Occupy Wall Street, The New Economic Depression And Populist Art
New York. What started as a small, pesky campaign along the marble portals with the granite bull in the background on September 17, had by last month taken a huge turn, spreading not only across the country of its origin that is America, but also across Europe in a word throughout first world countries where the dichotomy of wealth holding has been apparent.
That in short is the Occupy Wall Street campaign. Last month, Karan Thapar in his India Tonight show on CNBC-TV18 had a whole episode dedicated to this phenomenon, in a discussion with former London School of Economics professor, Meghnad Desai, Washington Post South Asia bureau chief, Simon Denyer and the CEO of the Bombay Stock Exchange, Madhu Kannan. Desai had explained the phenomenon as, “it's hard for someone sitting in India to realize how depressed and oppressed the people feel.
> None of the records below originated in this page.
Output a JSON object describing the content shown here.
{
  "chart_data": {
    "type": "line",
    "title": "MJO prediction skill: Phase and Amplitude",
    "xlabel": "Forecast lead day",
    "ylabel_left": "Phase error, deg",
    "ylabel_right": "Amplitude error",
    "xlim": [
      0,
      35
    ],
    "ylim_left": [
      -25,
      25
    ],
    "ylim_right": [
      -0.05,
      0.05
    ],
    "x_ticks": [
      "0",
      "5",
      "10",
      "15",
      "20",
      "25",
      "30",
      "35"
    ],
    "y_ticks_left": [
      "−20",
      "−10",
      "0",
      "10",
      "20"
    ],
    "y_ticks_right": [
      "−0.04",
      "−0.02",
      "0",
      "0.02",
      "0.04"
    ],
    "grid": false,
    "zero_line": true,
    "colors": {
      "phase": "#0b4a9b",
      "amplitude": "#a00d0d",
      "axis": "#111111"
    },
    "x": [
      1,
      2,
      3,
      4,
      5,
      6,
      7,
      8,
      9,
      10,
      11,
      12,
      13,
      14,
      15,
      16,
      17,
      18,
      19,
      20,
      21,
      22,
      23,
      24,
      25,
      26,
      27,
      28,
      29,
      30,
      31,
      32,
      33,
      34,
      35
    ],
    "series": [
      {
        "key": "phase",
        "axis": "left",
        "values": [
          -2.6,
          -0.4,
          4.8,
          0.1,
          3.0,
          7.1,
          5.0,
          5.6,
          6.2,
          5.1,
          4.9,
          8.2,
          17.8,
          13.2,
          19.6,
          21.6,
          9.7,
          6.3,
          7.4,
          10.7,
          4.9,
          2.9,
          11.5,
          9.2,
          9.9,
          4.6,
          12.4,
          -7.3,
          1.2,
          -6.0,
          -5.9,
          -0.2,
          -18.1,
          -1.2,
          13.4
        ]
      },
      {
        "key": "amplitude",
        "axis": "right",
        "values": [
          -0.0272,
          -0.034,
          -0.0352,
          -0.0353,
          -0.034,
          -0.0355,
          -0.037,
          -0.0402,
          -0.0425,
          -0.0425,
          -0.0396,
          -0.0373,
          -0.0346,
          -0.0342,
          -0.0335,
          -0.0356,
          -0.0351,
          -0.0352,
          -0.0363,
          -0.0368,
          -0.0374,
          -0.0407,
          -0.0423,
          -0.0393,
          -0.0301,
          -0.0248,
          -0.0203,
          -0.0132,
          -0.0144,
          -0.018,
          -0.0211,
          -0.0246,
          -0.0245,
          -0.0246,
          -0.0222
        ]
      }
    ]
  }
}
There is a lot of unemployment, credits have dried up, growth rate is very low, and people have to revise a lifetime expectations as to what their life is going to be like, when recovery is going to come in Greece, there are serious protests about austerity, and I think these various protests have now somehow got linked. But I would say that even now, the lack of focus, the protest was not as big as against, say, Iraq War or against the Vietnam War. So we are still waiting for these protests to collate and grow in size.”
What Desai was trying to say was that in first world countries, including America, there is a huge gap between the haves and the have-nots, and the gap is increasing by the day. That, along with the new economic crunch that is sweeping the stock exchanges throughout the world, resulting in the loss of jobs, increment in credit and the load of loans on individuals have resulted in a sort of breaking point, where people across the society have come out in protest against the mainly capitalist attitude of the government.
Wall Street, where it all began is actually just a symbol the ultimate symbol of capitalist market economy. Denyer, in the interview with Thapar gave the American perspective“there is something in common with a lot of those grievances which is the feeling that big business is controlling the political process in America, that the banks got away scot-free from the holes of financial crisis, there's been a big feeling there that millionaires aren't being taxed as much…. so yes, it has drawn in a lot of different issues around the world. The question though is can the movement formulate a list of demands, and if they did so, would it then remain as popular if it had to crystallize as all of those different views down into a simple set of demand. That I think will be quite a challenge for the moment as it grows up.”
If the movement actually succeeds in crystallizing a set of rational demands is there to be seen, but what it has already thrown up though is a very potent mode of communicationby which it has spread so fast in different countries. Brooklyn Street Art defined this phenomenon in the following terms:
“Using D.I.Y signage, social media savvy, and a fair amount of street theatre, their message has been making it's way far beyond the cavernous streets of the best know banking district in the country. Fortified with a heavy contingency of uniformed and plain clothed officers with cameras and weapons at the ready, Wall Street became an iron clad citadel 10 years ago, an impenetrable marble and concrete castle to capital where tourists waddle and traders race daily past the steps on which George Washington took his oath of office. The stock market is here, the Federal Reserve, and so are all the banks.
It's understandable that a generation with bad prospects of finding work, saddled with high debt for their education and living with parents who are at their wits-end because of underwater mortgages, loss of health insurance and disappearing retirements would now fix their gaze upon the root causes of this permanent insecurity. In many people's minds the class warfare has been in full effect for a while and these folks are now wondering about those basic tenets of free speech and right to assemble that Americans of previous generations fought to maintain, guaranteed by the constitution. As corporations continue to gain rights and citizens continue to cede them, these demonstrators say they feel like they have nothing to lose, except their entire country.”
Occupy Wall Street has almost unknowingly given a new definition to populist artbe it postering, body art, street art, graffiti or street theatre. The protesters have as far as photographs go at least on one instance gone semi-naked, with the words, I said listen, not look written in bold type on the cardboard signage carried by the protestor. Graffiti, which has been a tradition with the subterranean culture in the U.S., has become mainstream, with protestors using the marble portals of Wall Street to voice their discontent. Protestors are using their semi-naked body as a canvas for writing slogans, street theatres are being organised at a place where such things have never ever happened. All this is dovetailing into a worldwide campaign against capitalist corruption.
However, if all that translates into a charter of practical and rational economic demands is yet to be seen.